One of the social workers in my department sent out one of those "amazing" math puzzles, that tells you to multiply by 5, add 20, etc, and the result is a number that reveals your age and some other original number you started with. They always say breathlessly "This is the only year it will work!"
She sent it to the whole department - 30 people - asking if anyone could explain how this amazing math stunt worked. I have never found these particularly interesting. The principle is obvious: you you add and multiply stuff up, and you subtract and divide the same numbers back down, just disguised. To take an over-simple example, you add 9 and 2 at the beginning, then subtract 6 and 5 later on. 11 up, 11 down.

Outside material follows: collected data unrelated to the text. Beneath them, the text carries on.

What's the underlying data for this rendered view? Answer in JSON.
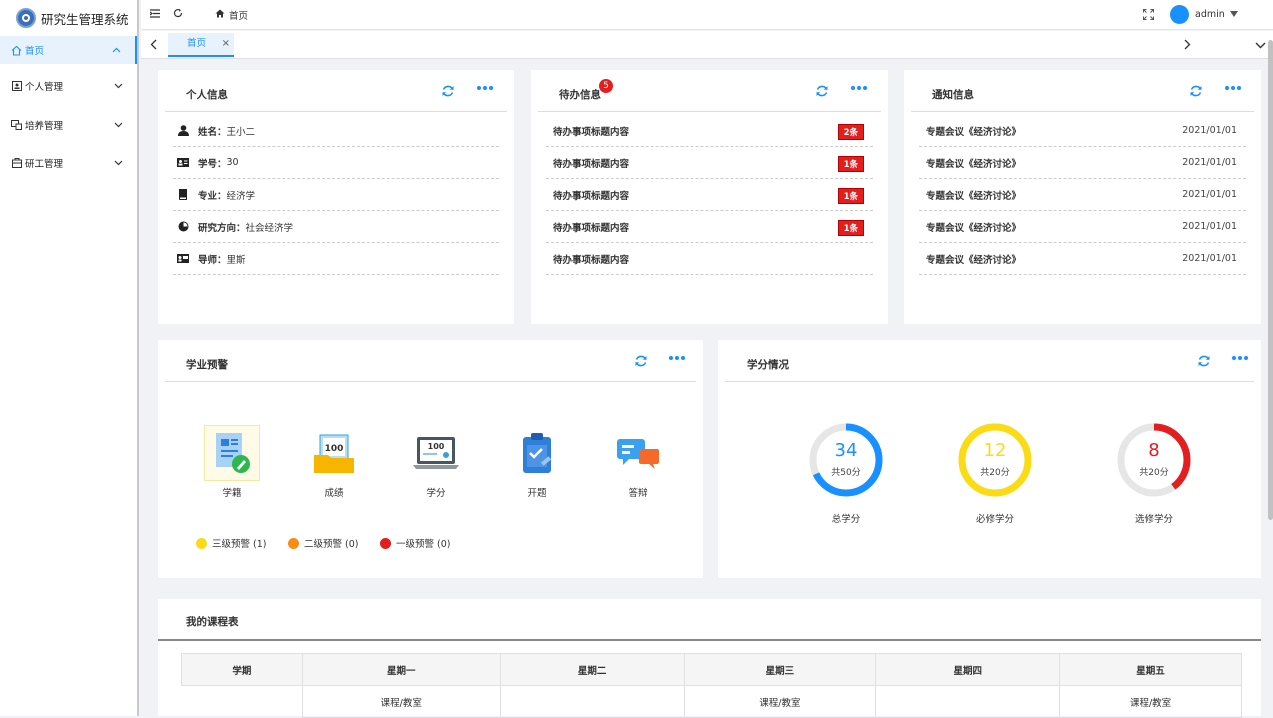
{
  "app": {
    "title": "研究生管理系统"
  },
  "sidebar": {
    "items": [
      {
        "label": "首页",
        "icon": "home-icon"
      },
      {
        "label": "个人管理",
        "icon": "person-card-icon"
      },
      {
        "label": "培养管理",
        "icon": "training-icon"
      },
      {
        "label": "研工管理",
        "icon": "research-icon"
      }
    ]
  },
  "topbar": {
    "breadcrumb": "首页",
    "user": "admin"
  },
  "tabs": [
    {
      "label": "首页",
      "close": "×"
    }
  ],
  "personal": {
    "title": "个人信息",
    "rows": [
      {
        "k": "姓名：",
        "v": "王小二"
      },
      {
        "k": "学号：",
        "v": "30"
      },
      {
        "k": "专业：",
        "v": "经济学"
      },
      {
        "k": "研究方向：",
        "v": "社会经济学"
      },
      {
        "k": "导师：",
        "v": "里斯"
      }
    ]
  },
  "todo": {
    "title": "待办信息",
    "count": "5",
    "rows": [
      {
        "text": "待办事项标题内容",
        "badge": "2条"
      },
      {
        "text": "待办事项标题内容",
        "badge": "1条"
      },
      {
        "text": "待办事项标题内容",
        "badge": "1条"
      },
      {
        "text": "待办事项标题内容",
        "badge": "1条"
      },
      {
        "text": "待办事项标题内容",
        "badge": ""
      }
    ]
  },
  "notice": {
    "title": "通知信息",
    "rows": [
      {
        "text": "专题会议《经济讨论》",
        "date": "2021/01/01"
      },
      {
        "text": "专题会议《经济讨论》",
        "date": "2021/01/01"
      },
      {
        "text": "专题会议《经济讨论》",
        "date": "2021/01/01"
      },
      {
        "text": "专题会议《经济讨论》",
        "date": "2021/01/01"
      },
      {
        "text": "专题会议《经济讨论》",
        "date": "2021/01/01"
      }
    ]
  },
  "warning": {
    "title": "学业预警",
    "items": [
      "学籍",
      "成绩",
      "学分",
      "开题",
      "答辩"
    ],
    "score_text": "100",
    "legend": [
      {
        "label": "三级预警 (1)",
        "color": "#fadb14"
      },
      {
        "label": "二级预警 (0)",
        "color": "#fa8c16"
      },
      {
        "label": "一级预警 (0)",
        "color": "#e31e1e"
      }
    ]
  },
  "credits": {
    "title": "学分情况",
    "items": [
      {
        "value": "34",
        "total": "共50分",
        "label": "总学分",
        "color": "#1890ff",
        "fraction": 0.68
      },
      {
        "value": "12",
        "total": "共20分",
        "label": "必修学分",
        "color": "#fadb14",
        "fraction": 1.0
      },
      {
        "value": "8",
        "total": "共20分",
        "label": "选修学分",
        "color": "#e31e1e",
        "fraction": 0.4
      }
    ]
  },
  "schedule": {
    "title": "我的课程表",
    "headers": [
      "学期",
      "星期一",
      "星期二",
      "星期三",
      "星期四",
      "星期五"
    ],
    "row1": [
      "",
      "课程/教室",
      "",
      "课程/教室",
      "",
      "课程/教室"
    ]
  },
  "colors": {
    "accent": "#1890ff",
    "danger": "#e31e1e"
  }
}
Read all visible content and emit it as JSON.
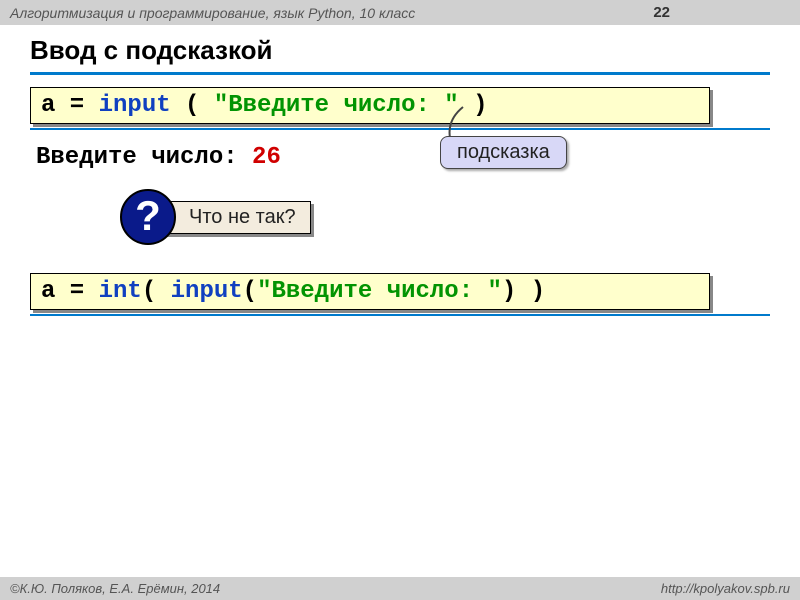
{
  "header": {
    "title": "Алгоритмизация и программирование, язык Python, 10 класс",
    "page": "22"
  },
  "slide": {
    "title": "Ввод с подсказкой"
  },
  "code1": {
    "p1": "a = ",
    "func": "input",
    "p2": " ( ",
    "str": "\"Введите число: \"",
    "p3": " )"
  },
  "output": {
    "prompt": "Введите число: ",
    "value": "26"
  },
  "hint": {
    "label": "подсказка"
  },
  "question": {
    "mark": "?",
    "text": "Что не так?"
  },
  "code2": {
    "p1": "a = ",
    "func1": "int",
    "p2": "( ",
    "func2": "input",
    "p3": "(",
    "str": "\"Введите число: \"",
    "p4": ") )"
  },
  "footer": {
    "left": "©К.Ю. Поляков, Е.А. Ерёмин, 2014",
    "right": "http://kpolyakov.spb.ru"
  }
}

I don't think I had ever bothered to take one apart completely, though I may have years ago. But I thought it my duty to fight innumeracy in the social sciences, so I made an effort to explain the solution in as simple a way as possible. I pointed to the unusual number 1757 that was stuck into this whole mess and noted it was a nice round 250 from the current year. I reminded folks that the year of their birth, which was asked for in the problem, plus their age always equals the current year. It's a trick, folks. They got you to reveal you age via your year of birth. Duh.
It "only works this year" because last year 1756 worked, and next year 1758 will work. Shazaam.
I was mildly distressed at the people who were so grateful and impressed that I had explained it to them. Sheesh. Then later I heard about the people who still couldn't follow it. CP Snow's Three Cultures, extended out 40 years later. Ouch.